An welche Zielgruppe richten Sie sich?

An ältere, allein lebende Frauen, die mit einer kleinen Rente zurechtkommen müssen. In unseren Projekten leben jeweils acht bis zehn von ihnen in nah beieinander liegenden, geförderten Mietwohnungen in Mehrparteienhäusern in München, aber trotzdem in einer Gemeinschaft, in der sich alle kennen und gegenseitig unterstützen. Im Lauf von 25 Jahren konnten wir drei solcher Projekte in Pasing, am Ackermannbogen und in Gern realisieren, was mit zahllosen Bitt-Briefen, Gesprächen und Anträgen verbunden war. Das vierte ist eine klassische Wohngemeinschaft in einem Einfamilienhaus in der Fasanerie, für die wir aktuell noch eine dritte Dame suchen. Die sorgenden Wohngruppen mit abgeschlossenen Wohnungen und einem Gemeinschaftsraum sind beliebter als eine klassische Wohngemeinschaft.

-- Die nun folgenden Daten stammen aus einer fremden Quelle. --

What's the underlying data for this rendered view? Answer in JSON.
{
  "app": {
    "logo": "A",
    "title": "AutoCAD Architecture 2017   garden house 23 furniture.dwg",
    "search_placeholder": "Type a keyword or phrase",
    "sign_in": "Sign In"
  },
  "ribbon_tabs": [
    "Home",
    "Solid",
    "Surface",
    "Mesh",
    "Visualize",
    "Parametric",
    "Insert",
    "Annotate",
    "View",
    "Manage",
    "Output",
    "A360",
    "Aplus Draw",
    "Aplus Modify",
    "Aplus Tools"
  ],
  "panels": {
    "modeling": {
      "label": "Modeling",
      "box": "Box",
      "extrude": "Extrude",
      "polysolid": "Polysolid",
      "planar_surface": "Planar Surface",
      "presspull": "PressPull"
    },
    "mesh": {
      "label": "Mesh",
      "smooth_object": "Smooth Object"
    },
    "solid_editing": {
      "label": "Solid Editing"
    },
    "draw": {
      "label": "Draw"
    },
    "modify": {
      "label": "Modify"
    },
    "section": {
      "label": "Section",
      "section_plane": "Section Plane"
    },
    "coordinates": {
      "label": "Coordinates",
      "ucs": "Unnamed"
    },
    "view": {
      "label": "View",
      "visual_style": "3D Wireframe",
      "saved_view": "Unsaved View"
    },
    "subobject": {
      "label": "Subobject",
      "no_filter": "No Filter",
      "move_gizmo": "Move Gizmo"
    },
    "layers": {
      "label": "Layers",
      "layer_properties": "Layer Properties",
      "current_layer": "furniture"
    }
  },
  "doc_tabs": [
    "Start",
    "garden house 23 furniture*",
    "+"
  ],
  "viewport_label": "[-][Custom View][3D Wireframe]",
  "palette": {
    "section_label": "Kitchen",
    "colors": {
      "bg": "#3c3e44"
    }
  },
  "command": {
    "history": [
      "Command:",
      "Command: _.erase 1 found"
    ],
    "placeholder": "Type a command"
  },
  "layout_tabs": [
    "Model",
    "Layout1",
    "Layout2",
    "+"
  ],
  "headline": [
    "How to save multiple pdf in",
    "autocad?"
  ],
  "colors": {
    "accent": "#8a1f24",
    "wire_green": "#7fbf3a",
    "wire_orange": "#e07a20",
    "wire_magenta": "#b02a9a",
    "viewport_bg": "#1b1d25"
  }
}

Warum richten Sie sich ausschließlich an Frauen?

Weil sie im Alter meist weniger Geld haben als Männer, es gewohnt sind, die Dinge selbst in die Hand zu nehmen und gerne unter sich bleiben möchten.

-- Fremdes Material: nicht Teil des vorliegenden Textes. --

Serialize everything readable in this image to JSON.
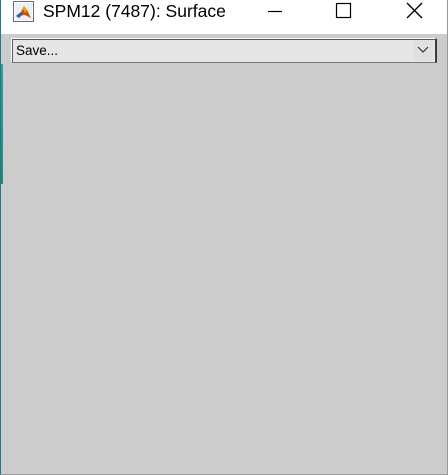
{
  "window": {
    "title": "SPM12 (7487): Surface",
    "icon": "matlab-icon",
    "controls": [
      "minimize-icon",
      "maximize-icon",
      "close-icon"
    ]
  },
  "toolbar": {
    "dropdown": {
      "selected": "Save..."
    }
  },
  "colors": {
    "figure_background": "#cccccc",
    "titlebar_background": "#ffffff"
  }
}
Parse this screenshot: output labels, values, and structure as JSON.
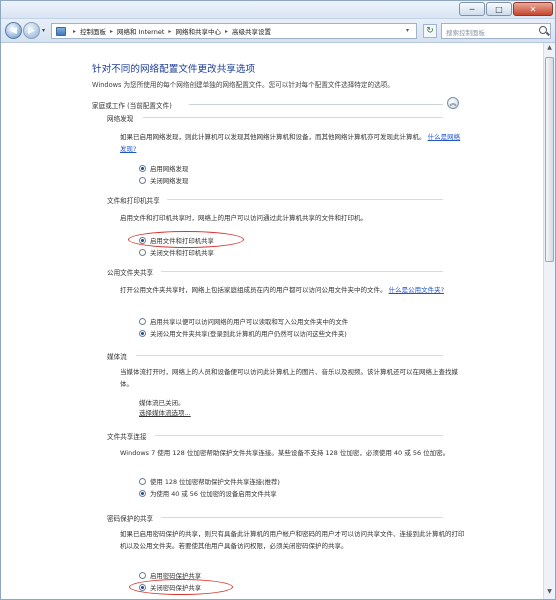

Wie groß ist das Interesse an Ihrem Verein?

Wir haben momentan 74 Mitglieder, von denen 15 bis 18 auf eine geförderte Wohnung hoffen; von diesen müsste die Landeshauptstadt mehr anbieten können. Uns geht es aber nicht nur um eine bezahlbare Unterkunft, sondern auch um Bewusstseinsbildung. Bei regelmäßigen Treffen können sich die Frauen kennenlernen und herausfinden, ob sie zu uns und einer bestimmten Gruppe passen. Insgesamt gibt es mehr Bedarf und Interesse am gemeinschaftlichen Wohnen im Alter, weil der Gedanke daran im Gegensatz zu unseren Anfängen viel weiter verbreitet ist. Das wissen wir sowohl aus eigenen Erfahrungen als auch durch den Austausch mit ähnlichen Initiativen aus dem ganzen Bundesgebiet. Interessenten sollten sich aber rechtzeitig umschauen. Mit 80 ist man zu alt, um sich auf eine andere Wohnform und mehr Miteinander einzulassen.

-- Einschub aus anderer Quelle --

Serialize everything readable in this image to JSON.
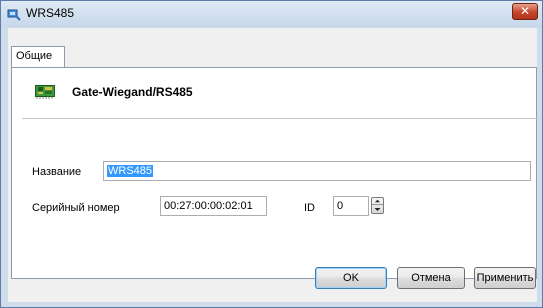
{
  "window": {
    "title": "WRS485",
    "close_glyph": "✕",
    "title_icon": "device-icon"
  },
  "tabs": [
    {
      "label": "Общие",
      "selected": true
    }
  ],
  "device": {
    "icon": "board-icon",
    "name": "Gate-Wiegand/RS485"
  },
  "form": {
    "name_label": "Название",
    "name_value": "WRS485",
    "serial_label": "Серийный номер",
    "serial_value": "00:27:00:00:02:01",
    "id_label": "ID",
    "id_value": "0"
  },
  "buttons": {
    "ok": "OK",
    "cancel": "Отмена",
    "apply": "Применить"
  },
  "colors": {
    "selection": "#3399ff",
    "close_button": "#c4452c",
    "frame": "#cfdcec"
  }
}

Haben Sie Aussicht auf weitere Projekte?

Mittlerweile bekommen wir für den Verein Regelförderung für Bürokosten, Werbung und zwei Minijob-Stellen. Wir haben auf vielen Ebenen gute Kontakte und klopfen an, sobald wir etwas von passenden Neubauplänen hören. Aber auf dem traurigen Münchner Markt haben es alle schwer. Neue Baugenossenschaften werden zwar politisch stärker berücksichtigt und finanziell gefördert. Für Senioren wird allerdings nichts getan – außer der Gewährung von Grundsicherung und Wohngeld, wenn jemand darauf Anspruch hat. In jedem Neubauprojekt müsste es mindestens eine selbstverwaltete Seniorenwohngruppe geben. Denken wir nur an die demografische Entwicklung. Die Frage lautet, warum die Alten nicht auf der Matte stehen und demonstrieren für eine Verbesserung ihrer Wohnsituation? Dieses Verhalten hat ihre Generation nicht eingeübt. Statt zu klagen verkriechen sie sich zuhause und versuchen, irgendwie zurechtzukommen.